Dolly and the robot, by Levin’s advice, started before daybreak. The road was good, the carriage comfortable, and the carriage hummed along merrily, and on the box sat the junker, the mysteriously ownerless robot. With the steering shaft in her end-effectors, Witch Hazel’s formerly nervous, scattered mien dissipated, leaving Dolly to wonder whether, before the adjustment protocol had torn her from her duties, this robot had been beloved-companion to a hunter or racewoman.
As Dolly rode, she thought. At home, looking after her children, she had no time to think. So now, during this journey of four hours, all the thoughts she had suppressed before rushed swarming into her brain, and she thought over all her life as she never had before, and from the most different points of view. Her thoughts seemed strange even to herself, the words bouncing around in her skull—how odd, this Class-III-less life, without Dolichka to speak her thoughts aloud to! At first she thought about the children, about whom she was uneasy, although the princess and Kitty (she reckoned more upon her) had promised to look after them. If only Masha does not begin her naughty tricks, if Grisha isn’t bit by the dog, and Lily isn’t upset again! she thought.
Witch Hazel, at this point in the journey, pulled the coach off to the side of the road and, with stammering apologies, fit her passenger with a silken blindfold. “We must be drawing closer to our destination,” Dolly thought out loud, her musings turning to her sister-in-law.
They attack Anna. What for? Am I any better? I have, anyway, a husband I love—not as I should like to love him, still I do love him, while Anna never loved hers. How is she to blame?

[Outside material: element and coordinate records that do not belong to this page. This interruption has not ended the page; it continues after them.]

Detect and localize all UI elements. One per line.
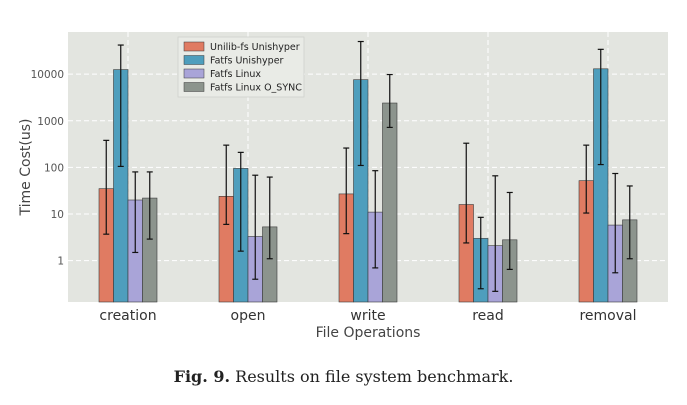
legend-label: Fatfs Linux xyxy=(210,69,261,80)
x-axis-label: File Operations xyxy=(316,325,421,341)
error-bars xyxy=(103,40,633,292)
legend-swatch xyxy=(183,55,205,65)
x-tick-label: creation xyxy=(99,308,156,324)
y-axis-ticks: 1 10 100 1000 10000 xyxy=(31,69,64,268)
x-axis-ticks: creation open write read removal xyxy=(99,308,636,324)
legend-label: Fatfs Unishyper xyxy=(210,56,284,67)
bar xyxy=(382,102,398,303)
y-tick-label: 1000 xyxy=(37,116,64,128)
x-tick-label: open xyxy=(231,308,266,324)
y-tick-label: 1 xyxy=(57,256,64,268)
figure-caption: Fig. 9. Results on file system benchmark… xyxy=(0,367,687,386)
benchmark-chart: 1 10 100 1000 10000 creation open write read rem… xyxy=(18,32,668,341)
y-tick-label: 10 xyxy=(51,209,64,221)
x-tick-label: read xyxy=(472,308,504,324)
legend-label: Unilib-fs Unishyper xyxy=(210,42,300,53)
legend-swatch xyxy=(183,41,205,52)
x-tick-label: write xyxy=(350,308,385,324)
caption-text: Results on file system benchmark. xyxy=(235,367,514,386)
legend-swatch xyxy=(183,82,205,92)
y-axis-label: Time Cost(us) xyxy=(18,119,34,217)
legend-label: Fatfs Linux O_SYNC xyxy=(210,83,302,94)
legend-swatch xyxy=(183,68,205,79)
legend: Unilib-fs Unishyper Fatfs Unishyper Fatfs … xyxy=(177,36,305,98)
y-tick-label: 100 xyxy=(44,162,64,174)
x-tick-label: removal xyxy=(579,308,636,324)
y-tick-label: 10000 xyxy=(31,69,64,81)
caption-label: Fig. 9. xyxy=(173,367,231,386)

She wants to live. God has put that in our hearts. Very likely I should have done the same. Even to this day I don’t feel sure I did right in listening to her at that terrible time when she came to me in Moscow. I ought then to have cast off my husband and have begun my life fresh. I might have loved and have been loved in reality. And is it any better as it is? I don’t respect him. He’s necessary to me, she thought about her husband, and I put up with him. Is that any better? She remembered his dull words of comfort when Dolichka was taken away, and blamed him for that, too.
As the carriage bumped along, the road becoming more rutted and uneven as they drew toward their destination, the most passionate and impossible romances rose before Darya Alexandrovna’s imagination. Anna did quite right, and certainly I shall never reproach her for it. She is happy, she makes another person happy, and she’s not broken down as I am, but most likely just as she always was, bright, clever, open to every impression, thought Darya Alexandrovna—and a sly smile curved her lips, for, as she pondered on Anna’s love affair, Darya Alexandrovna constructed on parallel lines an almost identical love affair for herself, with an imaginary composite figure, the ideal man who was in love with her. And Dolichka lived and stood arm in arm with her as she, like Anna, confessed the whole affair to her husband. And the amazement and perplexity of Stepan Arkadyich at this avowal made her smile.
It was with such daydreams she reached the turning of the highroad that led to the rebel encampment at Vozdvizhenskoe.